Der Wortlaut der europäischen Richtlinie 2001/23 insbesondere ihr Artikel 3 solle eine dynamische Vertragsklausel nicht in jedem Fall verhindern. Hätten Veräußerer und Arbeitnehmer eine dynamische Vertragsklausel frei vereinbart, und diese ist zum Übergangszeitpunkt in Kraft, gehe diese sich aus einem Arbeitsvertrag ergebende Pflicht auf den Erwerber über. Jedoch müsse der Erwerber in der Lage sein, nach dem Übergang die für die Fortsetzung seiner Tätigkeit erforderlichen Anpassungen vorzunehmen, da ein gerechter Ausgleich zwischen den Interessen von Arbeitnehmer und Erwerber zu gewährleisten ist.
Artikel 3 der europäischen Richtlinie 2001/23 sage im Zusammenhang mit der unternehmerischen Freiheit aus, dem Erwerber muss es möglich sein, seine Interessen wirksam geltend zu machen und die auf die Entwicklung der Arbeitsbedingungen seiner Arbeitnehmer bestimmenden Faktoren mit Blick auf seine zukünftige wirtschaftliche Tätigkeit auszuhandeln.

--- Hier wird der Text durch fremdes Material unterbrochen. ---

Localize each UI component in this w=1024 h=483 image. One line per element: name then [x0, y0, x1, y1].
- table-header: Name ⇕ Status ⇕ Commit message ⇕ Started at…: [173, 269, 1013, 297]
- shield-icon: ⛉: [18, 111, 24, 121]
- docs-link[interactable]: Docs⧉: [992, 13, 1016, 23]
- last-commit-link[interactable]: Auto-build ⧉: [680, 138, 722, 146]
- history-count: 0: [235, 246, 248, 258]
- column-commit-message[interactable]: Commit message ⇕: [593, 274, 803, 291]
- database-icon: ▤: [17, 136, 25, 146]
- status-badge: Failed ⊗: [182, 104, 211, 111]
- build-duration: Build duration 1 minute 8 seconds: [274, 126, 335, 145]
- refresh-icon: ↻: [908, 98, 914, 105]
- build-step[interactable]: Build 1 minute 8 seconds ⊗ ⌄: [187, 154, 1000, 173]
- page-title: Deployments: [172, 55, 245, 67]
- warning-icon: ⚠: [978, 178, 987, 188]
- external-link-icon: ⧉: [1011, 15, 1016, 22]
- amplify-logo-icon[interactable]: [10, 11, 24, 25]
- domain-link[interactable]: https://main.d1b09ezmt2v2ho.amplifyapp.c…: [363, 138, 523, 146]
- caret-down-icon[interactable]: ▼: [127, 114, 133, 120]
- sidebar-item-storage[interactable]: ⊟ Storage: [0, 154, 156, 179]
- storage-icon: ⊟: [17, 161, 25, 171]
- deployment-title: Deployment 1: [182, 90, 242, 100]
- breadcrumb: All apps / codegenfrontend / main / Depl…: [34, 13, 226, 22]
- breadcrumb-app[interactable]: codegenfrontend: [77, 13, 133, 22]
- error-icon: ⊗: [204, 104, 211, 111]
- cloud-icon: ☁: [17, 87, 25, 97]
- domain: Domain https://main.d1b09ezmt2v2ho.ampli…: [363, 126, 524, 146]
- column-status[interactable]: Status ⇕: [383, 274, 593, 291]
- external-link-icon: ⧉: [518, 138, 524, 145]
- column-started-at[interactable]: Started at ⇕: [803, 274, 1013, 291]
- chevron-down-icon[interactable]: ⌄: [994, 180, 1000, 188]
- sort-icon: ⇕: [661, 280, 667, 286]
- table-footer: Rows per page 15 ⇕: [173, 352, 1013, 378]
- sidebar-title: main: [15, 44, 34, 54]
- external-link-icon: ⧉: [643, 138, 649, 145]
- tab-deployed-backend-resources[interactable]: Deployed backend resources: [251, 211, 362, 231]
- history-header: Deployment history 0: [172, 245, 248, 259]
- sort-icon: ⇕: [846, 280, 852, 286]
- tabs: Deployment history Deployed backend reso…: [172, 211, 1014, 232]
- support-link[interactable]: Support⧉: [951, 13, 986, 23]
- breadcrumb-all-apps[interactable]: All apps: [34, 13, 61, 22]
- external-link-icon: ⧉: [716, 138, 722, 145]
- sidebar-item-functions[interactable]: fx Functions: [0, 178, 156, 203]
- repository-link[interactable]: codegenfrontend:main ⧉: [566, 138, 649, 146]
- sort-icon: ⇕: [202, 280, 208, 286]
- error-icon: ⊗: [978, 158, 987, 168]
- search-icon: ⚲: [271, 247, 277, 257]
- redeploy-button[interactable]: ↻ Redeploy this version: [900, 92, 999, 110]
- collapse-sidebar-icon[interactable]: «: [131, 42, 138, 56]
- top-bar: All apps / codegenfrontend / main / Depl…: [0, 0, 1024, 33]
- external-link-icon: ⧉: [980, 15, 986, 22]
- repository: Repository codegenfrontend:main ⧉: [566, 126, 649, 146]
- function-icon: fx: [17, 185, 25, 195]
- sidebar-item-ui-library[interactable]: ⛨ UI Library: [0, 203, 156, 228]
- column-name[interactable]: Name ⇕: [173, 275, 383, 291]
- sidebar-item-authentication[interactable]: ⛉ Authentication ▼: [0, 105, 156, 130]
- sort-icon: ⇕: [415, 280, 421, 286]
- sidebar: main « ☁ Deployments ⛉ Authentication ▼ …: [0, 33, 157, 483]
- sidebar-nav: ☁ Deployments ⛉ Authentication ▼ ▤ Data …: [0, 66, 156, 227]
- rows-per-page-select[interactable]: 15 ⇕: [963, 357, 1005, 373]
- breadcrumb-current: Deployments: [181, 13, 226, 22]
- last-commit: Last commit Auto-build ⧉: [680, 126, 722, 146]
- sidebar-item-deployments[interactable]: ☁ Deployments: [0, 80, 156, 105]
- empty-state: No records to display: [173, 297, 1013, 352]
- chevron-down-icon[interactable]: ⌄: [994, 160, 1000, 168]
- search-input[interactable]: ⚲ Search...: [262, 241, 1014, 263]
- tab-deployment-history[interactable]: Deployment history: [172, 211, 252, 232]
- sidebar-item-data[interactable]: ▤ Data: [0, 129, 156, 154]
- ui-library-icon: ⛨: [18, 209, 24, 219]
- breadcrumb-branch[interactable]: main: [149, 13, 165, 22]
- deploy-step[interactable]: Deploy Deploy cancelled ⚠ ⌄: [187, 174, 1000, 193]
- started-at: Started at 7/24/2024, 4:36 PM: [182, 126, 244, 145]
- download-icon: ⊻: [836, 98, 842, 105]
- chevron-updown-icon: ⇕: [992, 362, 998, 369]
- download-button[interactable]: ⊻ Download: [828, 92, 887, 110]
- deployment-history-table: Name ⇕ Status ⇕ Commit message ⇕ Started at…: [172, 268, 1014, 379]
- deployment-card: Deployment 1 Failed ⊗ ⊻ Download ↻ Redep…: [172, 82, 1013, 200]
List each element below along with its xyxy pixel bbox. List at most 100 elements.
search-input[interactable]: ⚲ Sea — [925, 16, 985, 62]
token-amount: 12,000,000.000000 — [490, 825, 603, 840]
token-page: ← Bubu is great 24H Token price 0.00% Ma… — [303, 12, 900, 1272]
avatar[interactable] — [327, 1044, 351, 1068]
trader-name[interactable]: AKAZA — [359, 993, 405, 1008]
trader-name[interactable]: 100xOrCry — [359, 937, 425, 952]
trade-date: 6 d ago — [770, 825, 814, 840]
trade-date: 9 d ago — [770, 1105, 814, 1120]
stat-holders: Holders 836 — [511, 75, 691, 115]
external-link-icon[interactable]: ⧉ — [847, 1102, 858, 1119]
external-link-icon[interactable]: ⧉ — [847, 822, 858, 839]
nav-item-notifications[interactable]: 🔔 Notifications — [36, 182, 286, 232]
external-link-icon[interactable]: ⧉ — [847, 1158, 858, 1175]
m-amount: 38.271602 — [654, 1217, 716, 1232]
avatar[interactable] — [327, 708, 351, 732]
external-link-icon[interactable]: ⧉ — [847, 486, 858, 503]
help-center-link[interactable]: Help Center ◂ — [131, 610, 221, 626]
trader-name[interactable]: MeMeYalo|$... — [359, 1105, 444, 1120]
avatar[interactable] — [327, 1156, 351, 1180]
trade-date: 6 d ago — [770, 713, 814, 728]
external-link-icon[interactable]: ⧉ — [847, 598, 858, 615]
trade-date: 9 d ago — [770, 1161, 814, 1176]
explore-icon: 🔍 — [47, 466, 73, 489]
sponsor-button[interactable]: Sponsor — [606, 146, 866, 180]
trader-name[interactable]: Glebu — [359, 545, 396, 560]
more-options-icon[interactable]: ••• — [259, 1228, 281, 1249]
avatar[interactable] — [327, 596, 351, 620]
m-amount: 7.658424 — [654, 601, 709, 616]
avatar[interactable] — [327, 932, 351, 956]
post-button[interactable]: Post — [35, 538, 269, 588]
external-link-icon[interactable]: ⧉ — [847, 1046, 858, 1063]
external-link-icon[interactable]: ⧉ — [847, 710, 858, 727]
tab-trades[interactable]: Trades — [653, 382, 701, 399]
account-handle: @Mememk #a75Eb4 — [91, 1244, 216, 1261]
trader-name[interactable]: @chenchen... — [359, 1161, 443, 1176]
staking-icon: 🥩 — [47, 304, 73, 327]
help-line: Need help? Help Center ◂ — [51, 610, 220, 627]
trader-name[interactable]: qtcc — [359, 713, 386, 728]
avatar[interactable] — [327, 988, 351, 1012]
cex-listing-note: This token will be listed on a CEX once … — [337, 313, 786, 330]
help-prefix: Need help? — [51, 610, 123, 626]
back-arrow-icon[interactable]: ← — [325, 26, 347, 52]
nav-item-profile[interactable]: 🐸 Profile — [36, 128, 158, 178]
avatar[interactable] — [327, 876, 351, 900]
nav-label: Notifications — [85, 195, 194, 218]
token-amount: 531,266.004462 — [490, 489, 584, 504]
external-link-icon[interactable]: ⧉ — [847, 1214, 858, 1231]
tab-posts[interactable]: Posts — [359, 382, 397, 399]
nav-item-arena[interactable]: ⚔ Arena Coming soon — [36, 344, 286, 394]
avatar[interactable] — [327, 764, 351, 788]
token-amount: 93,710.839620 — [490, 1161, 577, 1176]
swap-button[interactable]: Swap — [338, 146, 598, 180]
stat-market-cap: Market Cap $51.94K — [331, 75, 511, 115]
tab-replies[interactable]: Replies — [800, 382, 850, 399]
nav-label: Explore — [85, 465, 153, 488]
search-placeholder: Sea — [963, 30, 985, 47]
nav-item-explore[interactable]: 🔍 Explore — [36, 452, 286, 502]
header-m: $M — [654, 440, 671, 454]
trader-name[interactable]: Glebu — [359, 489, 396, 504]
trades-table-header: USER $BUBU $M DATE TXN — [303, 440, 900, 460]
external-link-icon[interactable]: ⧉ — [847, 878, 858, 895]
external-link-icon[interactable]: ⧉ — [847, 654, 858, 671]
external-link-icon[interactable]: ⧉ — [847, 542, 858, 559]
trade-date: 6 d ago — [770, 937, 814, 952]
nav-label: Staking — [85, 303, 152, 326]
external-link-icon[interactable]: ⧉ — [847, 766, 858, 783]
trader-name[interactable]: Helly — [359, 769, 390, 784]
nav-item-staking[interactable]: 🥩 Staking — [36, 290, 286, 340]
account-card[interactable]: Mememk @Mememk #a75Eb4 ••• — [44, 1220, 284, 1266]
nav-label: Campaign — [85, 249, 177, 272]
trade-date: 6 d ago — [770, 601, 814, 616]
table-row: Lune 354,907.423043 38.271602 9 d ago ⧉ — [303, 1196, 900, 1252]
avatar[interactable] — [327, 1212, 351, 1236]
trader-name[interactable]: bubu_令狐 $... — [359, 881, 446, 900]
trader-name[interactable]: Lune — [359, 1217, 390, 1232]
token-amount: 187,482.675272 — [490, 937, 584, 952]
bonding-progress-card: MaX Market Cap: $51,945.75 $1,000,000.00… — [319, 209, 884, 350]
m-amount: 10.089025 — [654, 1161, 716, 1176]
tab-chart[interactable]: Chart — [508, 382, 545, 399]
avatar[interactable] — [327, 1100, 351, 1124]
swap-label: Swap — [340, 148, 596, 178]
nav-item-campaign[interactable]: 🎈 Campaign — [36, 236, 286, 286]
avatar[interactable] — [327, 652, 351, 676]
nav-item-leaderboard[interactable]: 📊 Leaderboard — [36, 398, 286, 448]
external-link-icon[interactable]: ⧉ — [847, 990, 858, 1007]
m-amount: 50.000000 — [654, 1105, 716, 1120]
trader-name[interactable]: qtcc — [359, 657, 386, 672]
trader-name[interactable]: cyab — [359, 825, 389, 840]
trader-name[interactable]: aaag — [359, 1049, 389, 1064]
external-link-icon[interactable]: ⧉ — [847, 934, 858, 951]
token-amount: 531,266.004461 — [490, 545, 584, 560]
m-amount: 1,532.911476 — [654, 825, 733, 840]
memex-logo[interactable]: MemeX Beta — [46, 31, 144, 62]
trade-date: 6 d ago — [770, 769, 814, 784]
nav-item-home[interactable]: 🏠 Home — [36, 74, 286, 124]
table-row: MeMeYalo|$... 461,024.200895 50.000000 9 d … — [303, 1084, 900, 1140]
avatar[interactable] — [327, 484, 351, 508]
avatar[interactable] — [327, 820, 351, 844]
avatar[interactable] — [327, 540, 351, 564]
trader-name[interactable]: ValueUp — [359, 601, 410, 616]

Aus dem Wortlaut der Vorlagefragen ergebe sich, die im Ausgangsverfahren in Rede stehende nationale Regelung sehe sowohl einseitige als auch einvernehmliche Lösungen für den Erwerber vor, zum Zeitpunkt des Überganges bestehende Arbeitsbedingungen nach dem Übergang anzupassen. Es sei davon auszugehen, dass die nationale Regelung den Anforderungen der in Rn. 23 des vorliegenden Urteils aufgeführten Rechtsprechung genüge. Diese Rechtsprechung berücksichtige bereits Artikel 16 der Charta der Grundrechte der Europäischen Union.
Die Arbeitgeberin stelle offenbar die Wirksamkeit oder das Vorliegen der Anpassungsmöglichkeiten infrage. Es sei jedoch nicht Sache des Gerichtshofes über diesen Gesichtspunkt zu entscheiden. Die Auslegung nationalen Rechts, sowie die Würdigung des Sachverhalts unterliege allein der Zuständigkeit des vorlegenden Gerichts.
Sieht das nationale Recht einvernehmliche sowie einseitige Anpassungsmöglichkeiten für den Erwerber vor, erstrecken sich die sich aus dem Arbeitsvertrag mit dem Veräußerer ergebenden Rechte und Pflichten im Falle eines Betriebsüberganges auch auf die privatautonom vereinbarte Klausel, nach der sich das Arbeitsverhältnis zusätzlich zum während des Übergangs geltenden Kollektivvertrag auch nach ergänzenden, ändernden oder ersetzenden Kollektivverträgen richtet.
Diese Auslegung ergibt sich aus Artikel 3 der Richtlinie 2001/23/EG des Europäischen Rates vom 12. März 2001 zur Angleichung der Rechtsvorschriften der Mitgliederstaaten über die Wahrung von Ansprüchen der Arbeitnehmer beim Übergang von Unternehmen, Betriebe oder Betriebsteilen in Verbindung mit Artikel 16 der Charta der Grundrechte der Europäischen Union.